Well, that’s not what I was thinking of when I was angry. We can’t control identity on the Internet without also creating a police state in real life. Duh. And just forcing identity does not prevent meanness — on the Well, the old-skool walled-garden BBS where I’ve been a member for a thousand years, anonymity is banned, and there are still plenty of assholes willing to step up and be mean. Plus anonymity is not necessarily the problem; you can have an online identity that is effectively anonymous and still have a consistent, reasonable, intelligent, not insane rapist serial killer online presence.

On the other hand, I do believe that easy anonymity does have a tendency to breed bad manners. I’ve seen it happen over and over again on BBSes, usenet, IRC, forums, blogs, Amazon comments. Couple easy anonymity with a community that doesn’t have any social norms for telling the assholes to stop being assholes and you get a sort of acceptance of bad behavior (take, for example, the slashdot or digg forums, which are notorious for being hostile to women. That is the culture there, its accepted, it is normal, so it goes on). When you get a community where the stated GOAL is to be snarky and insulting, as was apparently the case on the “meankids” site — then how can anyone be remotely surprised when the tone turns ugly. It is a classic example of mob mentality.

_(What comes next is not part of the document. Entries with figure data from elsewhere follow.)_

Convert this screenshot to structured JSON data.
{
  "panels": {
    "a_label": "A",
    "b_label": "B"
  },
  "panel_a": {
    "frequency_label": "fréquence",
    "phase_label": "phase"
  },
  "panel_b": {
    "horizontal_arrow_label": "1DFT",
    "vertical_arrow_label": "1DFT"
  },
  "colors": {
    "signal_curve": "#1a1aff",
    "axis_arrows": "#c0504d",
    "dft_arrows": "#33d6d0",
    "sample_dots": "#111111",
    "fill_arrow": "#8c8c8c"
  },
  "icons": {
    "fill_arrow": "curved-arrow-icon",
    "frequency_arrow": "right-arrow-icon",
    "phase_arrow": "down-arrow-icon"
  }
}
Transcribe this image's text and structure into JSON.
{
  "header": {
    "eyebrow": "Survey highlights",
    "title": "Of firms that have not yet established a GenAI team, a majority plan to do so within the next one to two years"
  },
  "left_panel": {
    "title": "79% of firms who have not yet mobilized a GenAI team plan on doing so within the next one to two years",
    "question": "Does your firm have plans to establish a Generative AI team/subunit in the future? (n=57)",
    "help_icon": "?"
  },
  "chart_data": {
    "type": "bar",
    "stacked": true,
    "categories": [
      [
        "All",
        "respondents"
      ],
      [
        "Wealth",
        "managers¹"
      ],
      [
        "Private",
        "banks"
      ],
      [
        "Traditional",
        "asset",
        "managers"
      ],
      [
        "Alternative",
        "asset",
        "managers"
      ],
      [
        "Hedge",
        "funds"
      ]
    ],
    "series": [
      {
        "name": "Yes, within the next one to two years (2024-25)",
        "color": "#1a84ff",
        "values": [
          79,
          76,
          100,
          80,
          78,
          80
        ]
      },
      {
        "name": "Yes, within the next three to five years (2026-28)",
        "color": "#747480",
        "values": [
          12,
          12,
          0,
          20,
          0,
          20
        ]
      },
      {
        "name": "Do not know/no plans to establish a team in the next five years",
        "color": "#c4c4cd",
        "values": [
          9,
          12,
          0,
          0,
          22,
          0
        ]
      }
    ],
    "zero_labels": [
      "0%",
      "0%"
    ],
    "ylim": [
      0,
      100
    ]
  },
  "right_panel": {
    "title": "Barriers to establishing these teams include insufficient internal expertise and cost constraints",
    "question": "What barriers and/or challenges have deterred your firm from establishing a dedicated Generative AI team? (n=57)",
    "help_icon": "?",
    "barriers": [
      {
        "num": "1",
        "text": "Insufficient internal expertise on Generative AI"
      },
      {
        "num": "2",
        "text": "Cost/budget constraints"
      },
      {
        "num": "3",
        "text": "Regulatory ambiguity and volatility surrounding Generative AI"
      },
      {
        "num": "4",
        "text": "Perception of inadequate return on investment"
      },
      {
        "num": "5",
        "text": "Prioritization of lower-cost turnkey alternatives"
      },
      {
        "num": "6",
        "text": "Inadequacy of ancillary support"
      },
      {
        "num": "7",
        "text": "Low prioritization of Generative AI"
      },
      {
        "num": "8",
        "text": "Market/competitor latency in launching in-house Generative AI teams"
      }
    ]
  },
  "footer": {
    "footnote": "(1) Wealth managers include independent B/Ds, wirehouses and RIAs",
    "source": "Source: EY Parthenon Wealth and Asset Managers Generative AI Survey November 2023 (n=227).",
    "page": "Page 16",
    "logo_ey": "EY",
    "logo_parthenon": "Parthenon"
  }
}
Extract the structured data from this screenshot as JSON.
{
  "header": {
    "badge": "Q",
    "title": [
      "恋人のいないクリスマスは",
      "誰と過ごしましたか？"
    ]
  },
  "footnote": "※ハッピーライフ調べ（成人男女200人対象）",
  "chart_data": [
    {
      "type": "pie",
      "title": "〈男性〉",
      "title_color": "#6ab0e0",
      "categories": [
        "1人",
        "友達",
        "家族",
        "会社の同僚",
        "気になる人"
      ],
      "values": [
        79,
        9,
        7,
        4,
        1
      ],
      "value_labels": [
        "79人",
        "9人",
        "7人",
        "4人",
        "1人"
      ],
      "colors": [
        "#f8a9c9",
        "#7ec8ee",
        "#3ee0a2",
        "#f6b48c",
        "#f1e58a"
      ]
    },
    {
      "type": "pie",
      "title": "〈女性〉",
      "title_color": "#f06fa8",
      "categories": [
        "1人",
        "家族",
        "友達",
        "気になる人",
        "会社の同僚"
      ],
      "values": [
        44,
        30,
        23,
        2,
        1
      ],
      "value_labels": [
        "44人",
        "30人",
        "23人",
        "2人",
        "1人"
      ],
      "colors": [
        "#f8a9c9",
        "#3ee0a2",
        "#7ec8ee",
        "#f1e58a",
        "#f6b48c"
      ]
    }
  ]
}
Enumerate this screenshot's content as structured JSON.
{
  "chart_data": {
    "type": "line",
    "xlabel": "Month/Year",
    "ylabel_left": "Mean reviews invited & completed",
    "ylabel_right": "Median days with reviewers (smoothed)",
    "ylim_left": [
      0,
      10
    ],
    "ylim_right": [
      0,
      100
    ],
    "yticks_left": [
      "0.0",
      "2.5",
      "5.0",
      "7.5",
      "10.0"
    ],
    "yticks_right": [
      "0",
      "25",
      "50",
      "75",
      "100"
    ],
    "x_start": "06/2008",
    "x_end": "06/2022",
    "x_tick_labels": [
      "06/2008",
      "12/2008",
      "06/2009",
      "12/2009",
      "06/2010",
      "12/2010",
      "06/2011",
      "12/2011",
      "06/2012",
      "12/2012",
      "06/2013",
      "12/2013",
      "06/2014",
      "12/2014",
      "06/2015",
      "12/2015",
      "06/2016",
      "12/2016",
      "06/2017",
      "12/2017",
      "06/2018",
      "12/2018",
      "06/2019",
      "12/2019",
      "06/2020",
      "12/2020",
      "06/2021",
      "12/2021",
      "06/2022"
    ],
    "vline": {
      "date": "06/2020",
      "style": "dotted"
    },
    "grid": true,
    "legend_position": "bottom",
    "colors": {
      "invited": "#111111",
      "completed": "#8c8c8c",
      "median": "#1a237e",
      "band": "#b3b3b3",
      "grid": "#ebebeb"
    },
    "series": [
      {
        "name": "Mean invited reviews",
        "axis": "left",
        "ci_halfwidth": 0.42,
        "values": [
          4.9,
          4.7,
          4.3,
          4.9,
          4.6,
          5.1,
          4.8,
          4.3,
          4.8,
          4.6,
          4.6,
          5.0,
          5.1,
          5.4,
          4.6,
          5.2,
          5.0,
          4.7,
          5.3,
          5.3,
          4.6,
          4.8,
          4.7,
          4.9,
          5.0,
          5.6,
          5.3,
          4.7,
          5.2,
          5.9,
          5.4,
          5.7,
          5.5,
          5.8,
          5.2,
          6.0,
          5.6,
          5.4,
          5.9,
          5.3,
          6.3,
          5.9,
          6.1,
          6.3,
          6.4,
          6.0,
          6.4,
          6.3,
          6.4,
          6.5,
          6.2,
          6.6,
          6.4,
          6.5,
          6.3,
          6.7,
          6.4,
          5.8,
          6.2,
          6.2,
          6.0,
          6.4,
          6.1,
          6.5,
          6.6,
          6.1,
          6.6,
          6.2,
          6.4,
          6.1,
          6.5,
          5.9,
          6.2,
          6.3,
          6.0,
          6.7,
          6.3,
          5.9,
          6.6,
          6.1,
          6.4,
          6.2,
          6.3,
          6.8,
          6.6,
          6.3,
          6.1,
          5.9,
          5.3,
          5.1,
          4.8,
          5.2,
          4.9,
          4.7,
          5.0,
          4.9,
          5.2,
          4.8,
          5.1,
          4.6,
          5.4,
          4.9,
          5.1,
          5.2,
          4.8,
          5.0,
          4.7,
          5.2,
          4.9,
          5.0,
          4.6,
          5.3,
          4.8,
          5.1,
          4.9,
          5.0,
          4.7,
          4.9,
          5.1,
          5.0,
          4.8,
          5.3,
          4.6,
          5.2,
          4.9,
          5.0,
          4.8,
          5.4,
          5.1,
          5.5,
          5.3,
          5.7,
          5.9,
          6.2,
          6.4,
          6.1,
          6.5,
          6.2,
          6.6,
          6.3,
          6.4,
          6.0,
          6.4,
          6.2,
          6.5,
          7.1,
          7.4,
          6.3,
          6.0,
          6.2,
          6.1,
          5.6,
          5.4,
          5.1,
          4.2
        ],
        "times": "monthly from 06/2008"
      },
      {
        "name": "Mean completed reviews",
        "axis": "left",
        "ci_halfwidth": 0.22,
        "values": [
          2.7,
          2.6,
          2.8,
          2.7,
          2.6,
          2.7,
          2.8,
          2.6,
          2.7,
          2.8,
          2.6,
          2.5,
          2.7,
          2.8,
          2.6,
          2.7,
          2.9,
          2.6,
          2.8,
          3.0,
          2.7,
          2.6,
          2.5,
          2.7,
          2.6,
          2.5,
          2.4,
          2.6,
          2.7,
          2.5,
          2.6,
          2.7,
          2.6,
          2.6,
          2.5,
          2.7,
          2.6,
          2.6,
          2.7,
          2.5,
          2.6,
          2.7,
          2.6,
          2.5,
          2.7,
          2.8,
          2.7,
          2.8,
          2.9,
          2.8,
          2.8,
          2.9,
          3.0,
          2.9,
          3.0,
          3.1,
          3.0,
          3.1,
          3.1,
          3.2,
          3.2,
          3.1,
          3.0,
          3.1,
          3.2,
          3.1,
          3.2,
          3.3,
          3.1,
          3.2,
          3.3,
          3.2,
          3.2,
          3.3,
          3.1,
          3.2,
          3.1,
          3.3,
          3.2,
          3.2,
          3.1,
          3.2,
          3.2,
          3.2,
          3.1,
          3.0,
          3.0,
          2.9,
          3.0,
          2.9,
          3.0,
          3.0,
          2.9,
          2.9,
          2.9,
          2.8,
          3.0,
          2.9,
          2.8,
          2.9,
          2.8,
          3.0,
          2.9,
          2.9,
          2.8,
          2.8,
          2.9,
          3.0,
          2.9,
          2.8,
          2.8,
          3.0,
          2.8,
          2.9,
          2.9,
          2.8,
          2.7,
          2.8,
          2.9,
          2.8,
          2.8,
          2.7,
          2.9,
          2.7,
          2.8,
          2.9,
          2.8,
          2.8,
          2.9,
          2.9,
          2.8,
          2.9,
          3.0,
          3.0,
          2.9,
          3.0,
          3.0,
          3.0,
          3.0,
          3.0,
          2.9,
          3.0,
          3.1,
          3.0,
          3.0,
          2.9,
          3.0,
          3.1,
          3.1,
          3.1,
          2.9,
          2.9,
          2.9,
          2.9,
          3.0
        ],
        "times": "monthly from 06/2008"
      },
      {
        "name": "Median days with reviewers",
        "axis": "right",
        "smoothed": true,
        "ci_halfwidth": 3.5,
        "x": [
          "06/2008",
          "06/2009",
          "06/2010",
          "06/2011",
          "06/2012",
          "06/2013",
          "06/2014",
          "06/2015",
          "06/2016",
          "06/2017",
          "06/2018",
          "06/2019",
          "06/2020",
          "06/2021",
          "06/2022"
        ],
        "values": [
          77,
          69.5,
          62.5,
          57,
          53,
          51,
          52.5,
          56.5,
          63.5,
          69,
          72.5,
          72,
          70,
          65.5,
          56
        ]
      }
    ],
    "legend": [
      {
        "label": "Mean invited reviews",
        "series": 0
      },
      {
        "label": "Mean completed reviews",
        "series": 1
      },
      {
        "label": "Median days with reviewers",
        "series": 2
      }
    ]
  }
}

Chris Locke, RageBoy, who was apparently related in some way to the sites where Kathy was harrassed (given the confusion around the facts I really hesitate to make any claims stronger than that), ironically brought up the Well in his defense of the sites in question. He talked about “You Own Your Own Words” being the core ethos of the Well and how he had taken that to be a guiding principle. He interprets it as “I will not take responsibility for what someone else said, nor will I censor what another individual wrote.” But there’s two problems with that statement. The first is that YOYOW doesn’t mean you disclaim or censor anyone else’s writing. It means literally what it says — you have copyright ownership over your own words. No one else can take them, use them or post them anywhere outside the Well without your permission. The other problem is that YOYOW is only one of the well’s core ethos…es (ethosii?). The other one is that no one is anonymous, so you MUST take ownership of your words. The O in YOYOW has meaning. Your real name it attatched to every single post. Which brings us full circle to the notion of identity on the internet, and standing up for what you say.

I don’t have a magic beans, golden ticket solution to solving any of these problems. The dark cynic in me believes that after everyone’s militant anger over Kathy’s post wears off some other bright shiny thing will come along for the blogger crowd and nothing will ever happen and we’ll all be back to angry email and ugly photoshop and frightening women away from participating in the net in no time flat.

But then I do think, what if more of us do speak up the way Kathy did. Stop deleting the comments. Start posting the email. Start telling the assholes in forums and blog comments that they are being assholes, rather than just shrugging or ignoring or clicking through or (gasp) removing that person’s blog feed from our news reader (gasp). We have a zillion ways in real life of registering disapproval when someone says something idiotic, from frowning to turning away to actually saying “boy, that was dumb.” There’s not a lot like that online. Maybe in addition to just “digg down” or “-1” we should stand up and speak up more often. Maybe through social engineering, not just web engineering, we can create a better community and a better culture online.

Optimism wins out over sad and tired after all. I’ll probably get death threats for suggesting it.